You are very perceptive, you know. Yes, H has not learned to express his negative feelings - anger, resentment, fear, doubt - the whole host of bads. He holds off on them because he is afraid, frankly. He is afraid of losing you most of all.
You made the right call, he needs the reassurance from you and looks for it. He doesn't see it, for some reason, the way you give it so he prods you until it comes.
Somewhere inside of him is sure that he doesn't deserve this. That Sheila is much to a wonderful a person to want him, that she has seen that once before and it's only a matter of time until she sees it again. That self fulfilling prophecy is so painful to watch for me. I was there. It ends with the exactly what you don't want.
I wish had the perfect answer to how to deal with this and how to get H to deal with it. You are so right that you have to plow through it together. You are so right that he needs to work through all of this in himself not just bury it and hope things will be fine. I wonder now, since you went your separate ways and then returned, how much more motivation he needs to do that?
But I wonder too, how clear he is on the fact that this is what he needs to do? I KNOW you have told him, MC has told him, pastor maybe has told him. I know you have probably tried to show him from every angle, but being a teacher I know that saying something perfectly clearly and lucidly over and over to someone else in no way means they KNOW what you are telling them.

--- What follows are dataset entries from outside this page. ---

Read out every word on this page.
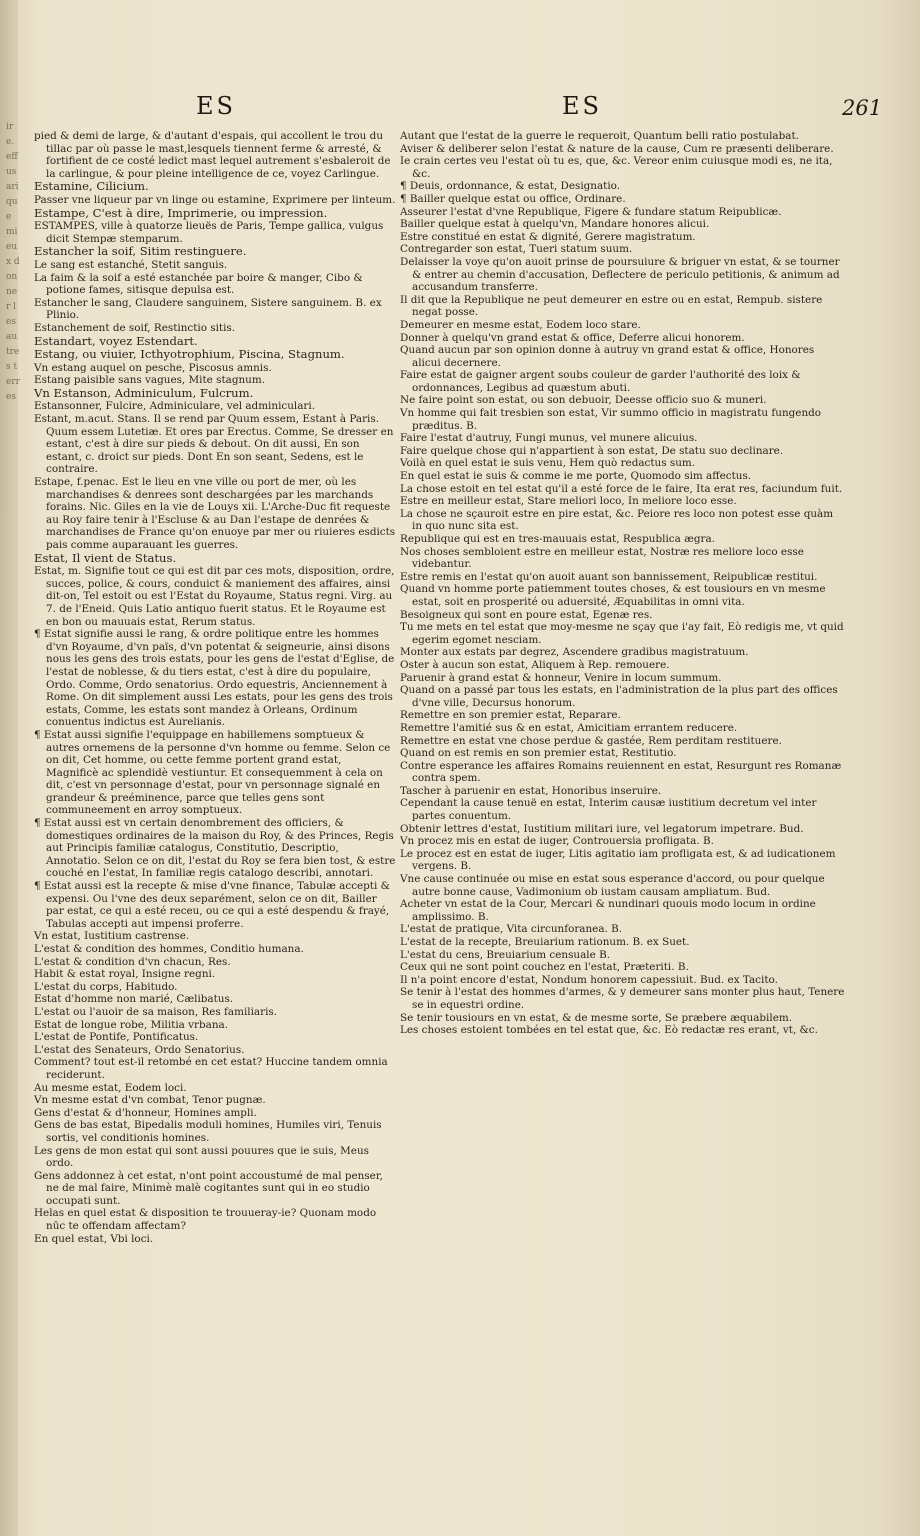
ire. effusari que mieux donner les autres terres
ES	ES	261

pied & demi de large, & d'autant d'espais, qui accollent le trou du tillac par où passe le mast,lesquels tiennent ferme & arresté, & fortifient de ce costé ledict mast lequel autrement s'esbaleroit de la carlingue, & pour pleine intelligence de ce, voyez Carlingue.

Estamine, Cilicium.

Passer vne liqueur par vn linge ou estamine, Exprimere per linteum.

Estampe, C'est à dire, Imprimerie, ou impression.

ESTAMPES, ville à quatorze lieuës de Paris, Tempe gallica, vulgus dicit Stempæ stemparum.

Estancher la soif, Sitim restinguere.

Le sang est estanché, Stetit sanguis.

La faim & la soif a esté estanchée par boire & manger, Cibo & potione fames, sitisque depulsa est.

Estancher le sang, Claudere sanguinem, Sistere sanguinem. B. ex Plinio.

Estanchement de soif, Restinctio sitis.

Estandart, voyez Estendart.

Estang, ou viuier, Icthyotrophium, Piscina, Stagnum.

Vn estang auquel on pesche, Piscosus amnis.

Estang paisible sans vagues, Mite stagnum.

Vn Estanson, Adminiculum, Fulcrum.

Estansonner, Fulcire, Adminiculare, vel adminiculari.

Estant, m.acut. Stans. Il se rend par Quum essem, Estant à Paris. Quum essem Lutetiæ. Et ores par Erectus. Comme, Se dresser en estant, c'est à dire sur pieds & debout. On dit aussi, En son estant, c. droict sur pieds. Dont En son seant, Sedens, est le contraire.

Estape, f.penac. Est le lieu en vne ville ou port de mer, où les marchandises & denrees sont deschargées par les marchands forains. Nic. Giles en la vie de Louys xii. L'Arche-Duc fit requeste au Roy faire tenir à l'Escluse & au Dan l'estape de denrées & marchandises de France qu'on enuoye par mer ou riuieres esdicts pais comme auparauant les guerres.

Estat, Il vient de Status.

Estat, m. Signifie tout ce qui est dit par ces mots, disposition, ordre, succes, police, & cours, conduict & maniement des affaires, ainsi dit-on, Tel estoit ou est l'Estat du Royaume, Status regni. Virg. au 7. de l'Eneid. Quis Latio antiquo fuerit status. Et le Royaume est en bon ou mauuais estat, Rerum status.

¶ Estat signifie aussi le rang, & ordre politique entre les hommes d'vn Royaume, d'vn païs, d'vn potentat & seigneurie, ainsi disons nous les gens des trois estats, pour les gens de l'estat d'Eglise, de l'estat de noblesse, & du tiers estat, c'est à dire du populaire, Ordo. Comme, Ordo senatorius. Ordo equestris, Anciennement à Rome. On dit simplement aussi Les estats, pour les gens des trois estats, Comme, les estats sont mandez à Orleans, Ordinum conuentus indictus est Aurelianis.

¶ Estat aussi signifie l'equippage en habillemens somptueux & autres ornemens de la personne d'vn homme ou femme. Selon ce on dit, Cet homme, ou cette femme portent grand estat, Magnificè ac splendidè vestiuntur. Et consequemment à cela on dit, c'est vn personnage d'estat, pour vn personnage signalé en grandeur & preéminence, parce que telles gens sont communeement en arroy somptueux.

¶ Estat aussi est vn certain denombrement des officiers, & domestiques ordinaires de la maison du Roy, & des Princes, Regis aut Principis familiæ catalogus, Constitutio, Descriptio, Annotatio. Selon ce on dit, l'estat du Roy se fera bien tost, & estre couché en l'estat, In familiæ regis catalogo describi, annotari.

¶ Estat aussi est la recepte & mise d'vne finance, Tabulæ accepti & expensi. Ou l'vne des deux separément, selon ce on dit, Bailler par estat, ce qui a esté receu, ou ce qui a esté despendu & frayé, Tabulas accepti aut impensi proferre.

Vn estat, Iustitium castrense.

L'estat & condition des hommes, Conditio humana.

L'estat & condition d'vn chacun, Res.

Habit & estat royal, Insigne regni.

L'estat du corps, Habitudo.

Estat d'homme non marié, Cælibatus.

L'estat ou l'auoir de sa maison, Res familiaris.

Estat de longue robe, Militia vrbana.

L'estat de Pontife, Pontificatus.

L'estat des Senateurs, Ordo Senatorius.

Comment? tout est-il retombé en cet estat? Huccine tandem omnia reciderunt.

Au mesme estat, Eodem loci.

Vn mesme estat d'vn combat, Tenor pugnæ.

Gens d'estat & d'honneur, Homines ampli.

Gens de bas estat, Bipedalis moduli homines, Humiles viri, Tenuis sortis, vel conditionis homines.

Les gens de mon estat qui sont aussi pouures que ie suis, Meus ordo.

Gens addonnez à cet estat, n'ont point accoustumé de mal penser, ne de mal faire, Minimè malè cogitantes sunt qui in eo studio occupati sunt.

Helas en quel estat & disposition te trouueray-ie? Quonam modo nūc te offendam affectam?

En quel estat, Vbi loci.

Autant que l'estat de la guerre le requeroit, Quantum belli ratio postulabat.

Aviser & deliberer selon l'estat & nature de la cause, Cum re præsenti deliberare.

Ie crain certes veu l'estat où tu es, que, &c. Vereor enim cuiusque modi es, ne ita, &c.

¶ Deuis, ordonnance, & estat, Designatio.

¶ Bailler quelque estat ou office, Ordinare.

Asseurer l'estat d'vne Republique, Figere & fundare statum Reipublicæ.

Bailler quelque estat à quelqu'vn, Mandare honores alicui.

Estre constitué en estat & dignité, Gerere magistratum.

Contregarder son estat, Tueri statum suum.

Delaisser la voye qu'on auoit prinse de poursuiure & briguer vn estat, & se tourner & entrer au chemin d'accusation, Deflectere de periculo petitionis, & animum ad accusandum transferre.

Il dit que la Republique ne peut demeurer en estre ou en estat, Rempub. sistere negat posse.

Demeurer en mesme estat, Eodem loco stare.

Donner à quelqu'vn grand estat & office, Deferre alicui honorem.

Quand aucun par son opinion donne à autruy vn grand estat & office, Honores alicui decernere.

Faire estat de gaigner argent soubs couleur de garder l'authorité des loix & ordonnances, Legibus ad quæstum abuti.

Ne faire point son estat, ou son debuoir, Deesse officio suo & muneri.

Vn homme qui fait tresbien son estat, Vir summo officio in magistratu fungendo præditus. B.

Faire l'estat d'autruy, Fungi munus, vel munere alicuius.

Faire quelque chose qui n'appartient à son estat, De statu suo declinare.

Voilà en quel estat ie suis venu, Hem quò redactus sum.

En quel estat ie suis & comme ie me porte, Quomodo sim affectus.

La chose estoit en tel estat qu'il a esté force de le faire, Ita erat res, faciundum fuit.

Estre en meilleur estat, Stare meliori loco, In meliore loco esse.

La chose ne sçauroit estre en pire estat, &c. Peiore res loco non potest esse quàm in quo nunc sita est.

Republique qui est en tres-mauuais estat, Respublica ægra.

Nos choses sembloient estre en meilleur estat, Nostræ res meliore loco esse videbantur.

Estre remis en l'estat qu'on auoit auant son bannissement, Reipublicæ restitui.

Quand vn homme porte patiemment toutes choses, & est tousiours en vn mesme estat, soit en prosperité ou aduersité, Æquabilitas in omni vita.

Besoigneux qui sont en poure estat, Egenæ res.

Tu me mets en tel estat que moy-mesme ne sçay que i'ay fait, Eò redigis me, vt quid egerim egomet nesciam.

Monter aux estats par degrez, Ascendere gradibus magistratuum.

Oster à aucun son estat, Aliquem à Rep. remouere.

Paruenir à grand estat & honneur, Venire in locum summum.

Quand on a passé par tous les estats, en l'administration de la plus part des offices d'vne ville, Decursus honorum.

Remettre en son premier estat, Reparare.

Remettre l'amitié sus & en estat, Amicitiam errantem reducere.

Remettre en estat vne chose perdue & gastée, Rem perditam restituere.

Quand on est remis en son premier estat, Restitutio.

Contre esperance les affaires Romains reuiennent en estat, Resurgunt res Romanæ contra spem.

Tascher à paruenir en estat, Honoribus inseruire.

Cependant la cause tenuë en estat, Interim causæ iustitium decretum vel inter partes conuentum.

Obtenir lettres d'estat, Iustitium militari iure, vel legatorum impetrare. Bud.

Vn procez mis en estat de iuger, Controuersia profligata. B.

Le procez est en estat de iuger, Litis agitatio iam profligata est, & ad iudicationem vergens. B.

Vne cause continuée ou mise en estat sous esperance d'accord, ou pour quelque autre bonne cause, Vadimonium ob iustam causam ampliatum. Bud.

Acheter vn estat de la Cour, Mercari & nundinari quouis modo locum in ordine amplissimo. B.

L'estat de pratique, Vita circunforanea. B.

L'estat de la recepte, Breuiarium rationum. B. ex Suet.

L'estat du cens, Breuiarium censuale B.

Ceux qui ne sont point couchez en l'estat, Præteriti. B.

Il n'a point encore d'estat, Nondum honorem capessiuit. Bud. ex Tacito.

Se tenir à l'estat des hommes d'armes, & y demeurer sans monter plus haut, Tenere se in equestri ordine.

Se tenir tousiours en vn estat, & de mesme sorte, Se præbere æquabilem.

Les choses estoient tombées en tel estat que, &c. Eò redactæ res erant, vt, &c.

I hate to resort to parlor tricks that I know nothing about any way, but I wonder that if he could see a little success and a little step in the things he needs to do that somehow it would lead him to a bigger one?
Maybe you could try something like "on Tuesdays you are going to tell me something that you absolutely hate about me or our marriage WITHOUT ramifications or at least the most horrible ones."
"You can tell me once a week (or month or whatever) anything like that. Anything that just scares the sh^t of you to say to me. I promise not to walk. I don't promise not be hurt, but I do promise to think about it and try to understand it."
"Tell me you sometimes think of OW and fantasize, tell me you are haunted by OM every time we make love, tell me you LIED about something to do with $$ last week, tell me you daydream about being single sometimes, tell me you hate the way I have my hair now, whatever"
You know, Sheila, I don't know jack about these things and so please bounce them off someone who does before trying them.
I have another thought too. Your H may think poorly of himself in some way too. He may be sabotaging his chances, without knowing it, because somehow he thinks he's not worthy. Somehow he sucked you back into a marriage that you left because it was so bad, and NOW you are not happy. He is to blame, so he thinks. Sheila's life has been ruined twice because I am not good enough to get her what she needs. I can't let her go voluntarily, but I could push her away.
Understand, I don't think he THINKS these things in his conscious mind. He probably doesn't, or maybe not as much as I write.
Let's keep talking. I really want to see how this goes because I really want to learn about myself just as much as I want to see you two people to be happy.